Die Debatte um schnellere Abschiebungen und der Rassismus der mit ihr einhergeht, betrifft, diskriminiert und bedroht Millionen Menschen in diesem Land. Bisher noch weit weniger sind von einem anderen zentralen Aspekt des Rechtsrucks betroffen: Der Repression gegen linke Bewegungen. Dass die Repression zunimmt, lässt sich sowohl bundesweit, als auch lokal feststellen: Die langjährigen Haftstrafen im Wasenprozess, das Urteil gegen Lina und andere Antifaschist:innen aus Leipzig, das 129-Verfahren gegen den Roten Aufbau Hamburg, Mehrjährige Haftstrafen in den Krawallnachtsprozessen, die auf äußerst mangelhaften Gutachten beruhten, eine Flut an kleineren und größeren Geldstrafen oder mittlerweile grundsätzlich mit gezogenen Schusswaffen ausgeführte Razzien, verdeutlichen diese Tendenz einer neuen Stufe der Repression.
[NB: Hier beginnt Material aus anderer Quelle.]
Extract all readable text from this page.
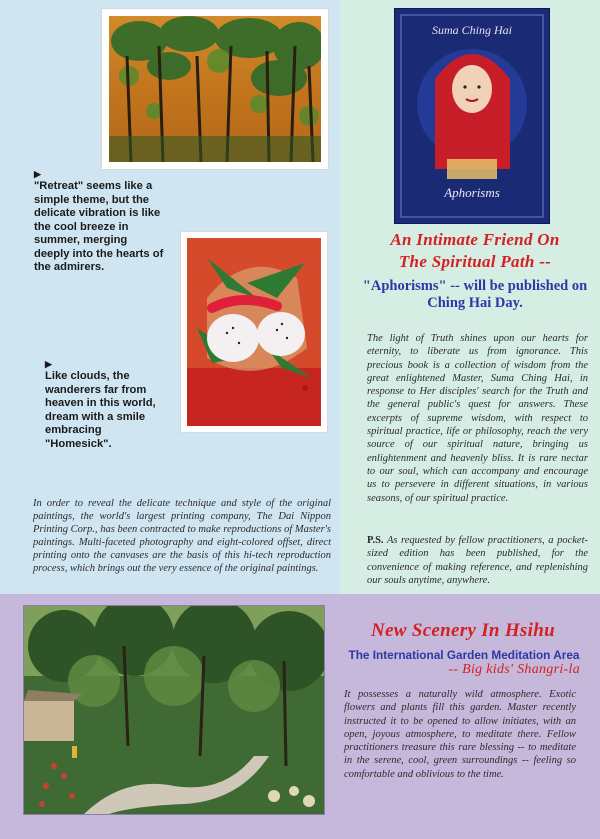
▶
"Retreat" seems like a simple theme, but the delicate vibration is like the cool breeze in summer, merging deeply into the hearts of the admirers.
▶
Like clouds, the wanderers far from heaven in this world, dream with a smile embracing "Homesick".
In order to reveal the delicate technique and style of the original paintings, the world's largest printing company, The Dai Nippon Printing Corp., has been contracted to make reproductions of Master's paintings. Multi-faceted photography and eight-colored offset, direct printing onto the canvases are the basis of this hi-tech reproduction process, which brings out the very essence of the original paintings.
Suma Ching Hai
Aphorisms
An Intimate Friend On
The Spiritual Path --
"Aphorisms" -- will be published on Ching Hai Day.
The light of Truth shines upon our hearts for eternity, to liberate us from ignorance. This precious book is a collection of wisdom from the great enlightened Master, Suma Ching Hai, in response to Her disciples' search for the Truth and the general public's quest for answers. These excerpts of supreme wisdom, with respect to spiritual practice, life or philosophy, reach the very source of our spiritual nature, bringing us enlightenment and heavenly bliss. It is rare nectar to our soul, which can accompany and encourage us to persevere in different situations, in various seasons, of our spiritual practice.
P.S. As requested by fellow practitioners, a pocket-sized edition has been published, for the convenience of making reference, and replenishing our souls anytime, anywhere.
New Scenery In Hsihu
The International Garden Meditation Area
-- Big kids' Shangri-la
It possesses a naturally wild atmosphere. Exotic flowers and plants fill this garden. Master recently instructed it to be opened to allow initiates, with an open, joyous atmosphere, to meditate there. Fellow practitioners treasure this rare blessing -- to meditate in the serene, cool, green surroundings -- feeling so comfortable and oblivious to the time.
Diese Liste ließe sich fortsetzen und beispielsweise ergänzen um bundesweite Öffentlichkeitsfahndungen gegen Linke die wegen der Beteiligung an einer Schlägerei mit Anhängern der Waffen-SS in Budapest gesucht werden, während über 600 untergetauchte Nazis weitgehend in Ruhe gelassen werden. Und so ist es kein Wunder, dass die Knäste sich wieder mit Linken füllen.

Auch der Prozess heute reiht sich in diese Repressionswelle ein. Es gibt aber eine besondere Stuttgarter Methodik, die bei einer ganzen Reihe ähnlicher Verfahren zum Tragen kam: Ein paar verpixelte Bilder werden vom Staatsschützer Klaiber darauf untersucht, ob man sie nicht irgendwie bekannten linken Aktivistinnen und Aktivisten zuordnen könne. Der Anfangsverdacht wird dabei klar politisch bestimmt. Wie aus mehren Akten der letzten Jahre hervorgeht, wird gezielt untersucht wie man denjenigen die seit einigen Jahren in der revolutionären Linken aktiv sind, denjenigen die öffentlich auftreten, denen die Demonstrationen anmelden, etwas anhängen kann. Die politische Polizei und die politische Abteilung der Staatsanwaltschaft wissen: dass der Beschuldigte Kommunist oder zumindest aktiver Linker ist, reicht fast immer für eine Verurteilung. Das ist unter anderem gemeint, wenn wir von Klassenjustiz sprechen!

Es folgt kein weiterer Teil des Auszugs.